Ausencia por un par de semanas. Imperdonable. Por el compromiso que tengo con ustedes, pero sobretodo, con el que tengo conmigo.

Mi periodo de silencio dentro de este espacio, que abarca desde el 23 de abril hasta el presente día, no se debió a la muerte de alguno ni al exilio de nadie,  fue a raíz de una serie de sucesos, pequeños, que aislados no parecerían, pudieran hacer una diferencia, pero en su conjunto, la hicieron.

Entre ellos, regresé al nido después de casi un año de haber partido. Dejé el departamento de Santa Fe para regresar a la colonia donde crecí, la Florida, no la de Satélite, sino la de San Ángel.  Extrañaba sus abetos, las ardillas habitándolos, los pájaros cantando al cuarto para la una de la tarde colgando de sus ramas y que poco les importa que el sol haya salido ya hace más de siete horas.
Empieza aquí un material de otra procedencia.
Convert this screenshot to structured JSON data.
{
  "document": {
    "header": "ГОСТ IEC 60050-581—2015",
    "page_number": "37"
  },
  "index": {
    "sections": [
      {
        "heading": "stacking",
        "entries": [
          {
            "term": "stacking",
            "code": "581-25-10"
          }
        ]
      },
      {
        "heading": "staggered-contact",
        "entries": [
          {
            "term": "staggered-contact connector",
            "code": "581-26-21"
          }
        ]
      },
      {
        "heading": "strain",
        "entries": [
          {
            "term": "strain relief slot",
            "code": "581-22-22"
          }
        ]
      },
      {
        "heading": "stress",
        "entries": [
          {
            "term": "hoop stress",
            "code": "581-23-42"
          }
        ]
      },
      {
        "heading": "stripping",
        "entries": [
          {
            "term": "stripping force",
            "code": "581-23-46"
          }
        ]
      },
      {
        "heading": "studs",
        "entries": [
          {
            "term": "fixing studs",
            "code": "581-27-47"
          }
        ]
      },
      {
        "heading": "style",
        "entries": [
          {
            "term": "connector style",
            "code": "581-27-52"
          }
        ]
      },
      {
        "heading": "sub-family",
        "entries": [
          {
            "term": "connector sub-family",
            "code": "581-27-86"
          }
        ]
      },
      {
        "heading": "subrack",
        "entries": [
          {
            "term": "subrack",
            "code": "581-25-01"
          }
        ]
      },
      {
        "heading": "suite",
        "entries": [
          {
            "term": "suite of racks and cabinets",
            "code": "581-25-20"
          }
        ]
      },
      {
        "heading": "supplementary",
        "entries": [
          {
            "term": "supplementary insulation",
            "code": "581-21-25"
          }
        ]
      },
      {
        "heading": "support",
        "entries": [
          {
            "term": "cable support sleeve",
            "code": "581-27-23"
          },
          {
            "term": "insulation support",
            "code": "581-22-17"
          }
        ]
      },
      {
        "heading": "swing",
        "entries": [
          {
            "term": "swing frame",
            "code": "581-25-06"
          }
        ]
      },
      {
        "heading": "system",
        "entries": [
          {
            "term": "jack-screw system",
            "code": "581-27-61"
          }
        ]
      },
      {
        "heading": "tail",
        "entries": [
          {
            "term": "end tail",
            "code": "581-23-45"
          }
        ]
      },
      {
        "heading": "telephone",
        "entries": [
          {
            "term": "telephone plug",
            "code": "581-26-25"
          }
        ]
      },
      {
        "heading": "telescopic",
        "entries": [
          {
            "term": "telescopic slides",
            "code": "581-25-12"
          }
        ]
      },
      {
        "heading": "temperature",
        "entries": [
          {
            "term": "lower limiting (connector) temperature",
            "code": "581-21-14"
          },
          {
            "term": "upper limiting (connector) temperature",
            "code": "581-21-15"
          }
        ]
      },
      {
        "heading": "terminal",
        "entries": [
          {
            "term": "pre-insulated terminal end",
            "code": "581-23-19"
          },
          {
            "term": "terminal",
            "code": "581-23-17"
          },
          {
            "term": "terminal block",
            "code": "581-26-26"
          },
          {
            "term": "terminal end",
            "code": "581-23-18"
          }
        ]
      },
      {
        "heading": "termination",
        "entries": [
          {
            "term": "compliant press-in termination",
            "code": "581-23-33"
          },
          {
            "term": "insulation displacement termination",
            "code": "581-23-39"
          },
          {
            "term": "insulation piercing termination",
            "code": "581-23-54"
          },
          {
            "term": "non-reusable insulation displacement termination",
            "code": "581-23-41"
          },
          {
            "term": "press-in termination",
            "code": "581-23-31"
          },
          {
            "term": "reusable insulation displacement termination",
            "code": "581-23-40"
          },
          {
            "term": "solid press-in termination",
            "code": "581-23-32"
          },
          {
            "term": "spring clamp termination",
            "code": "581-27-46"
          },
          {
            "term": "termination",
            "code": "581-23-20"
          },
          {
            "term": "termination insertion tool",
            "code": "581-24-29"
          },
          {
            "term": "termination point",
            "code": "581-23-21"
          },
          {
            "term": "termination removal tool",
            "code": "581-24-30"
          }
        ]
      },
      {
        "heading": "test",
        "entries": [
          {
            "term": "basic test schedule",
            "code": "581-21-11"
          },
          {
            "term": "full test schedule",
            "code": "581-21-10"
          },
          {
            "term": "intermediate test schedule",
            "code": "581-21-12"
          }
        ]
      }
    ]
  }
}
Extrañaba poder sacar a Patricio, mi perro, a caminar nuestro circuito habitual que nos lleva de la casa al San Ángel Inn con su respectivo regreso.

Haber retornado tiene muchas ventajas, es innegable; tener un refrigerador siempre dispuesto a regalar un tentempié a uno acostumbrado a estar vacío y con un sin número de bacterias, se agradece y mucho, estar a media hora de haberme despertado de la universidad donde imparto mis clases, no podría ser otra cosa más que una ventaja, y tener a Lau, mi novia, a un cigarro de distancia, es en toda la extensión de la palabra, una bendición.

Terminé un ciclo y comienzo un nuevo. Crecí en experiencia, en madurez. Algunos podrán pensar que he dado un paso hacia atrás, pero no es así. Vivir fuera de casa, me sirvió para valorarla, tanto a ella como a cada uno de sus habitantes, inclusive a los que están de entrada por salida como Rosa, la mujer quien ha dedicado más de diez años a mantener el órden en esta residencia.

Estoy feliz y es un hecho, porque hace una año las cosas eran muy diferentes a como son ahora. Hasta nuestro circuito, el de Patricio y mío, ya cuenta con un Starbucks más, con un Panda Express y próximamente con un Karl´s Jr. a lo largo de él.  Sé, son por menores, pero justo esos son los que le dan color a la vida y nos permiten decir de ella: “qué buena es”.